People who make this argument are being a little hypocritical. While the “cost to me” argument has some merit, the context used here is short sighted.
Everyone makes choices which put themselves in some peril outside of the norm. The concept of shared cost is a fundamental fact of our society.
If you’re going to get all bent out of shape over this, even if I do conceed that it’d be fair to make life more expensive for non-seatbelt wearers, you need to make the same argument against all increased-risk activities.
For example, if you get into an accident while speeding you’re costing more money. If you’re obese, you’re probably going to cost more money. If you indulge in cigarettes or alcohol you’re probably going to cost more money. If you partake in dangerous sports you’re probably going to end up costing more money. If you choose not to have health insurance, you’re costing more money.
Seatbelt wearing isn’t the massive drain on resources to substansiate this line of arguing. Its a pretty thin argument when taken into consideration on the grand scale.
What you’re really saying is “if you’re going to take a risk that I wouldn’t take, I don’t want to pay for it”. Thats a fair argument, but to be so myopic as to apply it only here is unreasonable.
This isn’t just an American issue. A surprising number of older drivers in rural Canada also feel passionately that they should not be obligated to wear a seat belt. They use many of the arguments that have already been expounded in this thread.
Personally, I would have the heeby-jeebies about driving without a belt. My only comment is that a seat-belt that is worn improperly can actually cause significant injury in the event of an accident.
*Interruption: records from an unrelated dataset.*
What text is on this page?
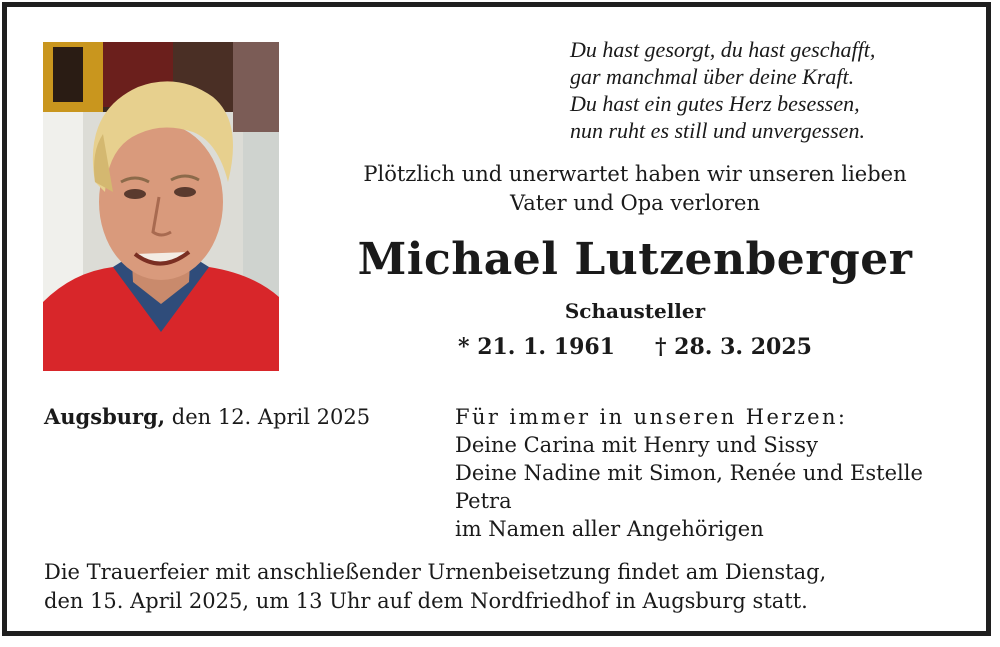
Du hast gesorgt, du hast geschafft,
gar manchmal über deine Kraft.
Du hast ein gutes Herz besessen,
nun ruht es still und unvergessen.
Plötzlich und unerwartet haben wir unseren lieben
Vater und Opa verloren
Michael Lutzenberger
Schausteller
* 21. 1. 1961 † 28. 3. 2025
Augsburg, den 12. April 2025	Für immer in unseren Herzen:
Deine Carina mit Henry und Sissy
Deine Nadine mit Simon, Renée und Estelle
Petra
im Namen aller Angehörigen
Die Trauerfeier mit anschließender Urnenbeisetzung findet am Dienstag,
den 15. April 2025, um 13 Uhr auf dem Nordfriedhof in Augsburg statt.
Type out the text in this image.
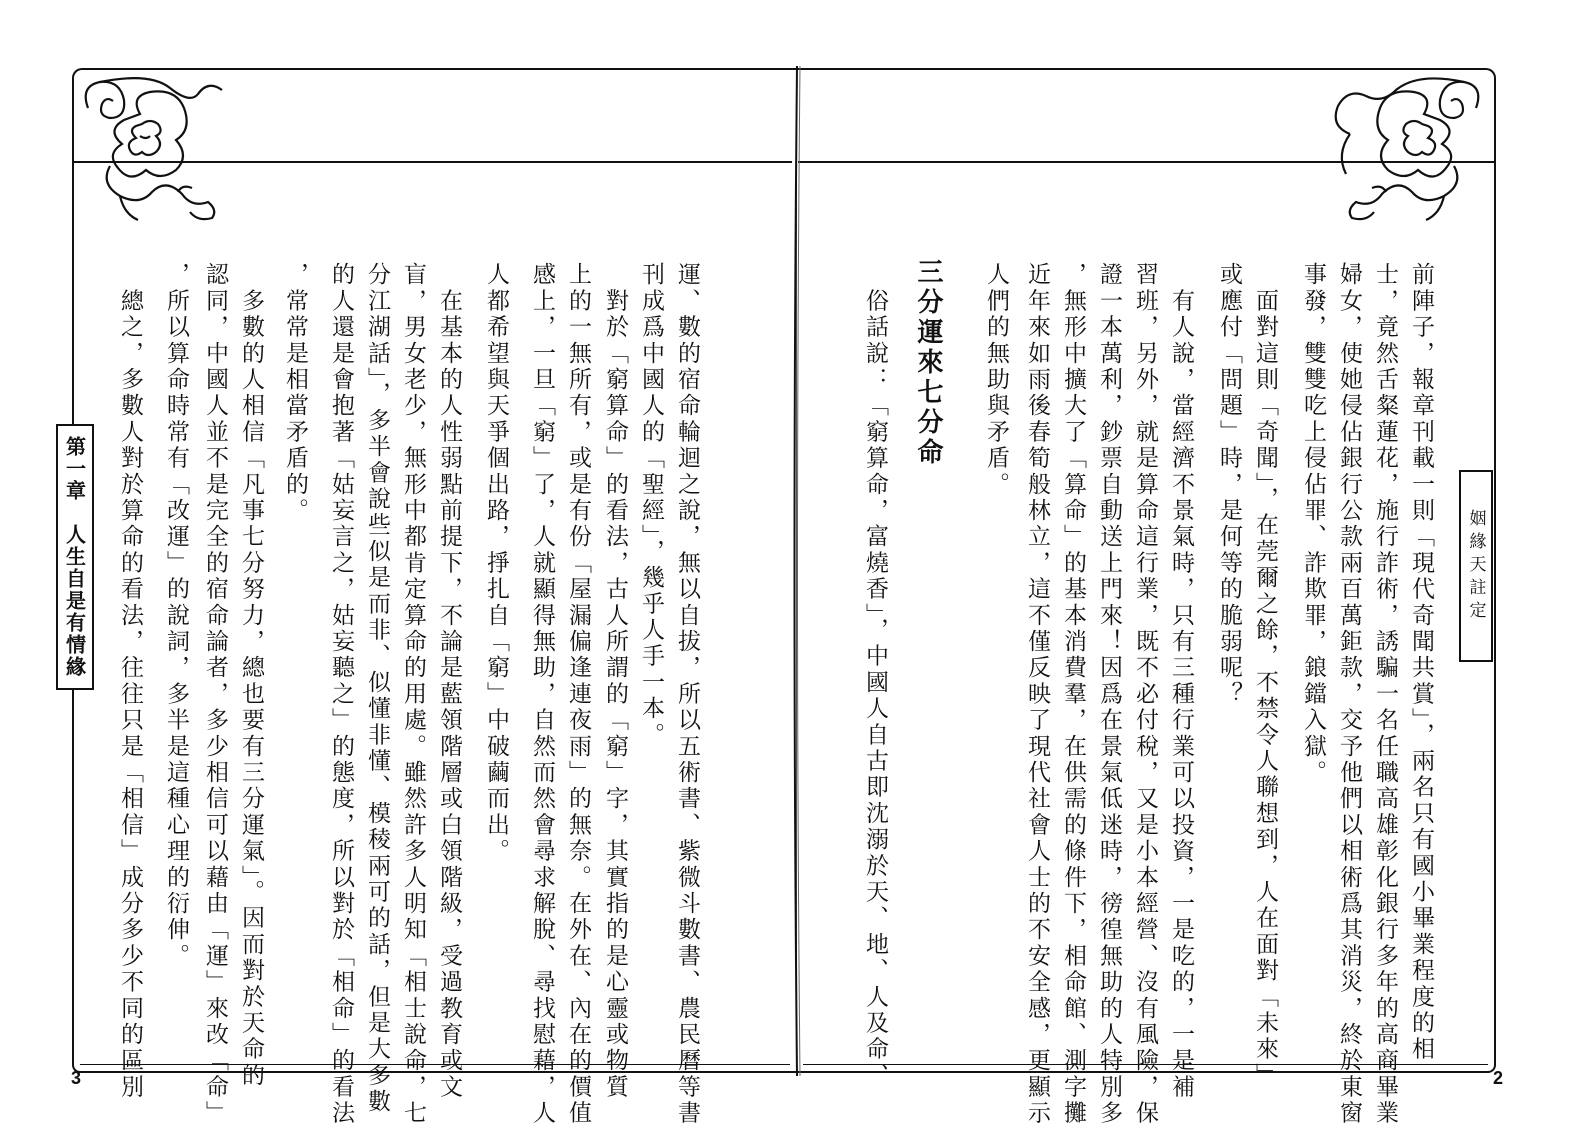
第一章　人生自是有情緣	姻緣天註定
前陣子，報章刊載一則「現代奇聞共賞」，兩名只有國小畢業程度的相
士，竟然舌粲蓮花，施行詐術，誘騙一名任職高雄彰化銀行多年的高商畢業
婦女，使她侵佔銀行公款兩百萬鉅款，交予他們以相術爲其消災，終於東窗
事發，雙雙吃上侵佔罪、詐欺罪，鋃鐺入獄。
　面對這則「奇聞」，在莞爾之餘，不禁令人聯想到，人在面對「未來」
或應付「問題」時，是何等的脆弱呢？
　有人說，當經濟不景氣時，只有三種行業可以投資，一是吃的，一是補
習班，另外，就是算命這行業，既不必付稅，又是小本經營、沒有風險，保
證一本萬利，鈔票自動送上門來！因爲在景氣低迷時，徬徨無助的人特別多
，無形中擴大了「算命」的基本消費羣，在供需的條件下，相命館、測字攤
近年來如雨後春筍般林立，這不僅反映了現代社會人士的不安全感，更顯示
人們的無助與矛盾。
三分運來七分命
　俗話說：「窮算命，富燒香」，中國人自古即沈溺於天、地、人及命、
運、數的宿命輪迴之說，無以自拔，所以五術書、紫微斗數書、農民曆等書
刊成爲中國人的「聖經」，幾乎人手一本。
　對於「窮算命」的看法，古人所謂的「窮」字，其實指的是心靈或物質
上的一無所有，或是有份「屋漏偏逢連夜雨」的無奈。在外在、內在的價值
感上，一旦「窮」了，人就顯得無助，自然而然會尋求解脫、尋找慰藉，人
人都希望與天爭個出路，掙扎自「窮」中破繭而出。
　在基本的人性弱點前提下，不論是藍領階層或白領階級，受過教育或文
盲，男女老少，無形中都肯定算命的用處。雖然許多人明知「相士說命，七
分江湖話」，多半會說些似是而非、似懂非懂、模稜兩可的話，但是大多數
的人還是會抱著「姑妄言之，姑妄聽之」的態度，所以對於「相命」的看法
，常常是相當矛盾的。
　多數的人相信「凡事七分努力，總也要有三分運氣」。因而對於天命的
認同，中國人並不是完全的宿命論者，多少相信可以藉由「運」來改「命」
，所以算命時常有「改運」的說詞，多半是這種心理的衍伸。
　總之，多數人對於算命的看法，往往只是「相信」成分多少不同的區別
3	2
Please see here . This is not an argument (to my mind) for saying that seatbelt use should not be mandatory; it is an argument for educating people as to how a seatbelt should be worn.
No. Voting is a right. Driving cannot be a right, since then the drivers license requirement or any subsequent suspension or cancellation would be a violation of your rights.
To be fair, this isn’t really a huge deal to me. I doubt the additional cost due to not wearing a seatbelt is causing a substantial increase in my premiums or taxes. I do tend to lean towards supporting seat belt laws however, since getting irate over losing the right to splatter oneself all over the highway seems somewhat silly to me.
There are requirements for voting. You must be 18 years old, and you must register to vote and keep your registration up to date when you move. If you try to vote when you’re too young or haven’t been registered, you will be turned away. Just as if you try to drive when you’re too young or don’t have an active license, you will be arrested.
Voting rights can be revoked if you commit a felony, and in some states you can never get them back. Just as driving rights can be revoked if the court suspends or cancels your license.
By you logic then, imprisoning a person is a revokation of rights?
Thats fine, but by the same logic, if you prove to be a danger to the community on the road and have your license revoked, therefore having the right to drive suspended, it’s equally as justified.
The point is, you rationale for defining it seems flawed.
The whole “driving is a privledge, not a right” argument strikes me as a heaping bit of semantic masturbation.